El mariscal de campo de los Acereros de Pittsburgh, Terry Bradshaw, lanzó 318 yardas y cuatro pases de anotación para llevar a su equipo a vencer a los Vaqueros de Dallas por 35-31 y convertirse en la primera escuadra en ganar tres veces el Súper Tazón. Este fue el primer duelo de revancha en el "Juego Grande" y curiosamente se jugó en el mismo escenario del la edición X: el Orange Bowl de Miami, que en el ST XIII, ya lucía césped natural.
El entrenador Chuck Noll fue el primero en levantar tres trofeos Lombardi y dos fuerona a expensas de la escuadra de la "estrella solitaria".
Por parte de los texanos, Roger Staubach consiguió los mismos intentos y completos que Bradshaw, pero con tres anotaciones y una intercepción, y 228 yardas. El corredor Tony Dorsett tuvo una gran actuación con 96 yardas por tierra y 44 por aire.
El partido fue emocionante desde el primer cuarto, la ventaja fue de ambos equipos en varias ocasiones, pero al final, cuando el reloj marcaba cero, la ventaja era para los de negro y amarillo y el triunfo también se fue de su lado.
Clave fue el pase que el veterano ala cerrada de los Vaqueros, Jackie Smith, no pudo atrapar en la zona de anotación, cuando se encontraba totalmente solo durante el tercer cuarto.

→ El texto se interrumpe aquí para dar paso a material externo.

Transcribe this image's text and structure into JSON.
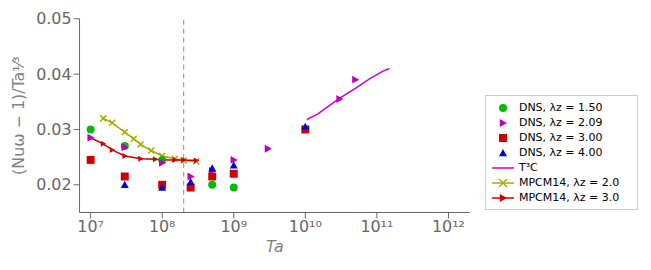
{
  "chart_data": {
    "type": "scatter",
    "log": "x",
    "grid": false,
    "legend": "lower right",
    "x_label": "Ta",
    "y_label": "(Nuω − 1)/Ta¹⁄³",
    "xlim": [
      7000000.0,
      2000000000000.0
    ],
    "xticks": [
      {
        "value": 10000000.0,
        "label": "10⁷"
      },
      {
        "value": 100000000.0,
        "label": "10⁸"
      },
      {
        "value": 1000000000.0,
        "label": "10⁹"
      },
      {
        "value": 10000000000.0,
        "label": "10¹⁰"
      },
      {
        "value": 100000000000.0,
        "label": "10¹¹"
      },
      {
        "value": 1000000000000.0,
        "label": "10¹²"
      }
    ],
    "ylim": [
      0.015,
      0.05
    ],
    "yticks": [
      0.02,
      0.03,
      0.04,
      0.05
    ],
    "vline": {
      "x": 200000000.0,
      "color": "#888888",
      "line_style": "dashed"
    },
    "series": [
      {
        "name": "DNS, λz = 1.50",
        "color": "#00bb00",
        "marker": "circle",
        "line_style": "none",
        "x": [
          10000000.0,
          30000000.0,
          100000000.0,
          500000000.0,
          1000000000.0
        ],
        "values": [
          0.03,
          0.027,
          0.0245,
          0.02,
          0.0195
        ]
      },
      {
        "name": "DNS, λz = 2.09",
        "color": "#bb00bb",
        "marker": "triangle-right",
        "line_style": "none",
        "x": [
          10000000.0,
          30000000.0,
          100000000.0,
          250000000.0,
          500000000.0,
          1000000000.0,
          3000000000.0,
          10000000000.0,
          30000000000.0,
          50000000000.0
        ],
        "values": [
          0.0285,
          0.0268,
          0.024,
          0.0215,
          0.0225,
          0.0245,
          0.0265,
          0.03,
          0.0355,
          0.039
        ]
      },
      {
        "name": "DNS, λz = 3.00",
        "color": "#cc0000",
        "marker": "square",
        "line_style": "none",
        "x": [
          10000000.0,
          30000000.0,
          100000000.0,
          250000000.0,
          500000000.0,
          1000000000.0,
          10000000000.0
        ],
        "values": [
          0.0245,
          0.0215,
          0.02,
          0.0195,
          0.0215,
          0.022,
          0.03
        ]
      },
      {
        "name": "DNS, λz = 4.00",
        "color": "#0000cc",
        "marker": "triangle-up",
        "line_style": "none",
        "x": [
          30000000.0,
          100000000.0,
          250000000.0,
          500000000.0,
          1000000000.0,
          10000000000.0
        ],
        "values": [
          0.02,
          0.0195,
          0.0205,
          0.023,
          0.0235,
          0.0305
        ]
      },
      {
        "name": "T³C",
        "color": "#cc00cc",
        "marker": "none",
        "line_style": "solid",
        "x": [
          10500000000.0,
          15000000000.0,
          20000000000.0,
          30000000000.0,
          50000000000.0,
          80000000000.0,
          120000000000.0,
          150000000000.0
        ],
        "values": [
          0.0318,
          0.0328,
          0.034,
          0.0356,
          0.0374,
          0.0392,
          0.0405,
          0.041
        ]
      },
      {
        "name": "MPCM14, λz = 2.0",
        "color": "#aaaa00",
        "marker": "x",
        "line_style": "solid",
        "x": [
          15000000.0,
          20000000.0,
          30000000.0,
          40000000.0,
          50000000.0,
          70000000.0,
          100000000.0,
          150000000.0,
          200000000.0,
          300000000.0
        ],
        "values": [
          0.032,
          0.0312,
          0.0295,
          0.0283,
          0.0273,
          0.0262,
          0.0252,
          0.0247,
          0.0244,
          0.0242
        ]
      },
      {
        "name": "MPCM14, λz = 3.0",
        "color": "#cc0000",
        "marker": "triangle-right",
        "line_style": "solid",
        "x": [
          10000000.0,
          15000000.0,
          20000000.0,
          30000000.0,
          50000000.0,
          80000000.0,
          100000000.0,
          150000000.0,
          200000000.0,
          300000000.0
        ],
        "values": [
          0.0285,
          0.0274,
          0.0263,
          0.0252,
          0.0247,
          0.0246,
          0.0245,
          0.0245,
          0.0245,
          0.0244
        ]
      }
    ]
  }
}
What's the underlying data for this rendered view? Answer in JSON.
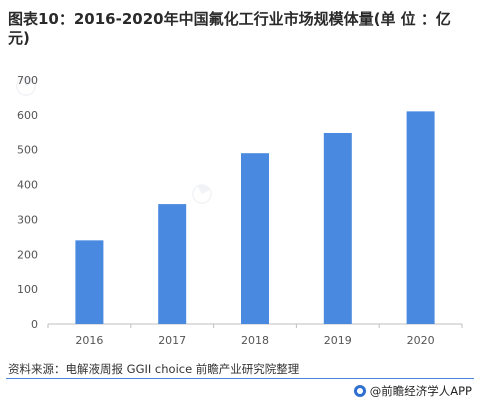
{
  "title": "图表10：2016-2020年中国氟化工行业市场规模体量(单 位 ：亿元)",
  "source": "资料来源：电解液周报 GGII choice 前瞻产业研究院整理",
  "brand": "@前瞻经济学人APP",
  "colors": {
    "bar": "#4a89e0",
    "axis": "#bfbfbf",
    "footer_rule": "#4a86d9"
  },
  "chart_data": {
    "type": "bar",
    "categories": [
      "2016",
      "2017",
      "2018",
      "2019",
      "2020"
    ],
    "values": [
      240,
      344,
      490,
      548,
      610
    ],
    "title": "",
    "xlabel": "",
    "ylabel": "",
    "ylim": [
      0,
      700
    ],
    "yticks": [
      0,
      100,
      200,
      300,
      400,
      500,
      600,
      700
    ],
    "grid": false,
    "legend": "none"
  }
}
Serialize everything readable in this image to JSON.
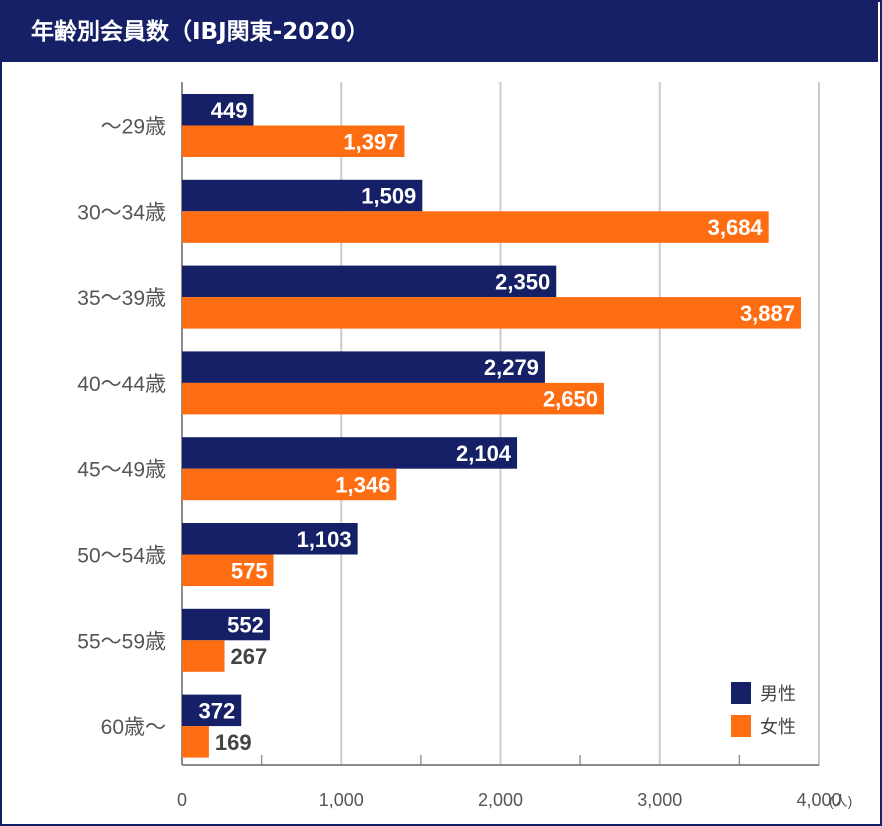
{
  "header": {
    "title": "年齢別会員数（IBJ関東-2020）"
  },
  "colors": {
    "male": "#152066",
    "female": "#FF6D12",
    "grid": "#cccccc",
    "axis": "#888888",
    "label_text": "#444444"
  },
  "chart_data": {
    "type": "bar",
    "orientation": "horizontal",
    "title": "年齢別会員数（IBJ関東-2020）",
    "categories": [
      "～29歳",
      "30～34歳",
      "35～39歳",
      "40～44歳",
      "45～49歳",
      "50～54歳",
      "55～59歳",
      "60歳～"
    ],
    "series": [
      {
        "name": "男性",
        "values": [
          449,
          1509,
          2350,
          2279,
          2104,
          1103,
          552,
          372
        ],
        "labels": [
          "449",
          "1,509",
          "2,350",
          "2,279",
          "2,104",
          "1,103",
          "552",
          "372"
        ]
      },
      {
        "name": "女性",
        "values": [
          1397,
          3684,
          3887,
          2650,
          1346,
          575,
          267,
          169
        ],
        "labels": [
          "1,397",
          "3,684",
          "3,887",
          "2,650",
          "1,346",
          "575",
          "267",
          "169"
        ]
      }
    ],
    "xlim": [
      0,
      4000
    ],
    "xticks": [
      0,
      1000,
      2000,
      3000,
      4000
    ],
    "xtick_labels": [
      "0",
      "1,000",
      "2,000",
      "3,000",
      "4,000"
    ],
    "unit": "(人)",
    "legend": "bottom-right",
    "grid": true
  }
}
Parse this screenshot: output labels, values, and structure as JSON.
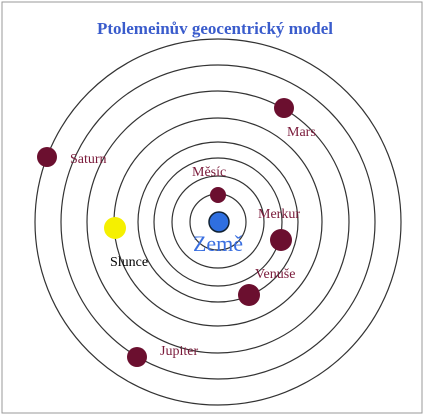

Dallas tuvo que conformarse con un gol de campo en lugar de marcar un touchdown y, al final del partido, ese fue el margen de la derrota: cuatro puntos.
Pittsburgh anotó dos veces en tan sólo 19 segundos, durante el cuarto periodo, con carrera de 22 yardas de Franco Harris y recepción de 18 yardas de Lynn Swann, en la siguiente jugada después de que el liniero defensivo Randy White se vio sorprendido en patada de salida y perdió el ovoide. La "Cortina de Acero" se alejó 35-17.
Staubach trató de realizar uno de sus milagrosos regresos y dirigió dos ofensivas hasta las diagonales en los últimos dos minutos y medio, pero los Acereros recuperaron una segunda "patada corta" y pudieron cantar victoria sólo hasta que restaban 17 segundos en el reloj.
Los cuatro pases de anotación de Bradshaw y sus 318 yardas fueron marcas personales y de Super Bowl; fue indiscutible su nominación como el Jugador Más Valioso.
El pateador mexicano de Dallas, Rafael Septién, consiguió siete puntos con un gol de campo de 27 yardas en el tercer cuarto y cuatro puntos extras convertidos.